The code doesn't run as-is, it required a few best-guess modifications to try it out. Can you upload a complete script runnable as-is, just to make sure we're running the same thing? My local edits to get something running are below for reference (it also required modifying the config.pbtxt
from TYPE_BF16
to TYPE_INT64
(or np.float16
vice versa),and I otherwise used the simple_model.pt
as-is:
< import sys
12,15d10
< MAX_IDLE_SECONDS=10
< TRITON_URL="localhost:8001"
< FIXED_LAST_DIM=5
<
95,97d89
<
< if __name__ == "__main__":
< asyncio.run(simple_cancellation())
I'm assuming this check is supposed to get triggered for the reproduction, but I ran the script quite a few times on 24.03 release and never hit this case. Am I missing some steps to reproduce?
print(f"====CROSSOVER==== {np_res=} for {seq_id=}, triton_result", flush=True)
Having this simpler single-model reproducer that does cancellation in-line would be really helpful for further debugging, so any extra details you can share or step-by-step instructions with complete scripts to get it working would be very helpful!
Sorry I am on UK hours, here is an updated script: https://gist.github.com/HennerM/cde5037442a2efa4238246cc5ccb7b51
I think I didn't leave enough time for the triton server to start, let me know if you have more questions
Thanks @HennerM! I was able to reproduce the crossover with your updated gist. Will reach out if we have more questions.
Description We're still in progress in diagnosing this issue but we're seeing some strange behaviour and would like to get some feedback/ideas from others.
We're using a setup that relies on two separate models using the oldest sequence scheduler combined with the ensemble model. Essentially
Input -> Model_1 -> Model_2 -> Output
Where model 1 and model 2 use implicit state management with the PyTorch backend, they have an initial state but then use the output from the model to update the state.
Our issue tends to arise when the triton is under load, if we use up all the candidate sequence slots - then we don't send END flags on any of them and instead let triton time them out. We then see that Model_2 is in a bad state, in this state, if we run requests against model 2, it's possible to leak information across requests and corrupt the outputs of the model. It tends to look something like:
Here we're displaying the outputs of the model, we've corrupted one batch with
NaN
values and used random inputs for others - however the NaN values leak into the next request sent to the server (here the batches are run sequentially so leaking happens across executions rather than within one)Given all this, it feels like something isn't quite working correctly with the interaction between the ensemble, the sequence timeout and implicit state management.
Triton Information What version of Triton are you using?
We've reproed on NGC version 22.12, 23.10, 24.02
Are you using the Triton container or did you build it yourself?
We've reproed on containers based on the triton container and on versions built by us.

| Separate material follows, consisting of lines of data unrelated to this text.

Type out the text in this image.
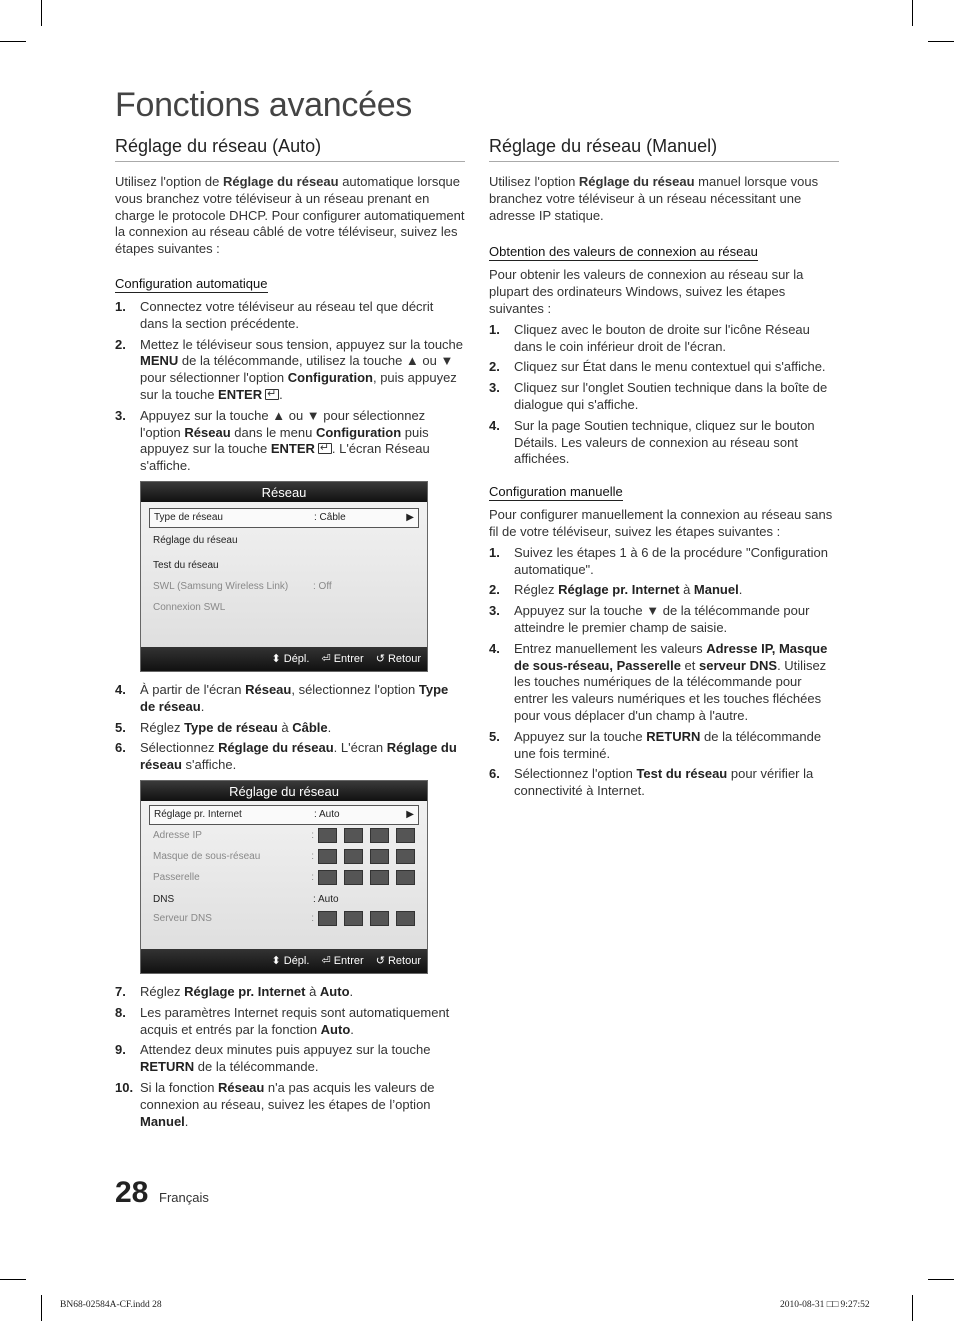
Fonctions avancées
Réglage du réseau (Auto)

Utilisez l'option de Réglage du réseau automatique lorsque vous branchez votre téléviseur à un réseau prenant en charge le protocole DHCP. Pour configurer automatiquement la connexion au réseau câblé de votre téléviseur, suivez les étapes suivantes :

Configuration automatique
1.	Connectez votre téléviseur au réseau tel que décrit dans la section précédente.
2.	Mettez le téléviseur sous tension, appuyez sur la touche MENU de la télécommande, utilisez la touche ▲ ou ▼ pour sélectionner l'option Configuration, puis appuyez sur la touche ENTER ↵ .
3.	Appuyez sur la touche ▲ ou ▼ pour sélectionnez l'option Réseau dans le menu Configuration puis appuyez sur la touche ENTER ↵ . L'écran Réseau s'affiche.
Réseau
Type de réseau	: Câble	▶
Réglage du réseau
Test du réseau
SWL (Samsung Wireless Link)	: Off
Connexion SWL
⬍ Dépl. ⏎ Entrer ↺ Retour
4.	À partir de l'écran Réseau, sélectionnez l'option Type de réseau.
5.	Réglez Type de réseau à Câble.
6.	Sélectionnez Réglage du réseau. L'écran Réglage du réseau s'affiche.
Réglage du réseau
Réglage pr. Internet	: Auto	▶
Adresse IP	:
Masque de sous-réseau	:
Passerelle	:
DNS	: Auto
Serveur DNS	:
⬍ Dépl. ⏎ Entrer ↺ Retour
7.	Réglez Réglage pr. Internet à Auto.
8.	Les paramètres Internet requis sont automatiquement acquis et entrés par la fonction Auto.
9.	Attendez deux minutes puis appuyez sur la touche RETURN de la télécommande.
10. Si la fonction Réseau n'a pas acquis les valeurs de connexion au réseau, suivez les étapes de l’option Manuel.
Réglage du réseau (Manuel)

Utilisez l'option Réglage du réseau manuel lorsque vous branchez votre téléviseur à un réseau nécessitant une adresse IP statique.

Obtention des valeurs de connexion au réseau

Pour obtenir les valeurs de connexion au réseau sur la plupart des ordinateurs Windows, suivez les étapes suivantes :

1.	Cliquez avec le bouton de droite sur l'icône Réseau dans le coin inférieur droit de l'écran.
2.	Cliquez sur État dans le menu contextuel qui s'affiche.
3.	Cliquez sur l'onglet Soutien technique dans la boîte de dialogue qui s'affiche.
4.	Sur la page Soutien technique, cliquez sur le bouton Détails. Les valeurs de connexion au réseau sont affichées.
Configuration manuelle

Pour configurer manuellement la connexion au réseau sans fil de votre téléviseur, suivez les étapes suivantes :

1.	Suivez les étapes 1 à 6 de la procédure "Configuration automatique".
2.	Réglez Réglage pr. Internet à Manuel.
3.	Appuyez sur la touche ▼ de la télécommande pour atteindre le premier champ de saisie.
4.	Entrez manuellement les valeurs Adresse IP, Masque de sous-réseau, Passerelle et serveur DNS. Utilisez les touches numériques de la télécommande pour entrer les valeurs numériques et les touches fléchées pour vous déplacer d'un champ à l'autre.
5.	Appuyez sur la touche RETURN de la télécommande une fois terminé.
6.	Sélectionnez l'option Test du réseau pour vérifier la connectivité à Internet.
28 Français
BN68-02584A-CF.indd 28	2010-08-31 □□ 9:27:52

To Reproduce We're working on this, currently we only can reproduce with our own models and configuration which we can't share. Hopefully we can find a repro with some simpler models. The basic setup is two sequential models using implicit state management with the PyTorch backend - connected together with the ensemble scheduler. The you need to timeout some/all of the candidate sequences to get
Model_2
into a bad state. OnceModel_2
is in this state you can fairly reliably see the state corruption reported above.We still can't reliably reproduce this state however so we can't provide much more info.
Expected behavior We shouldn't be able to affect the outputs of the model with the inputs from a different client.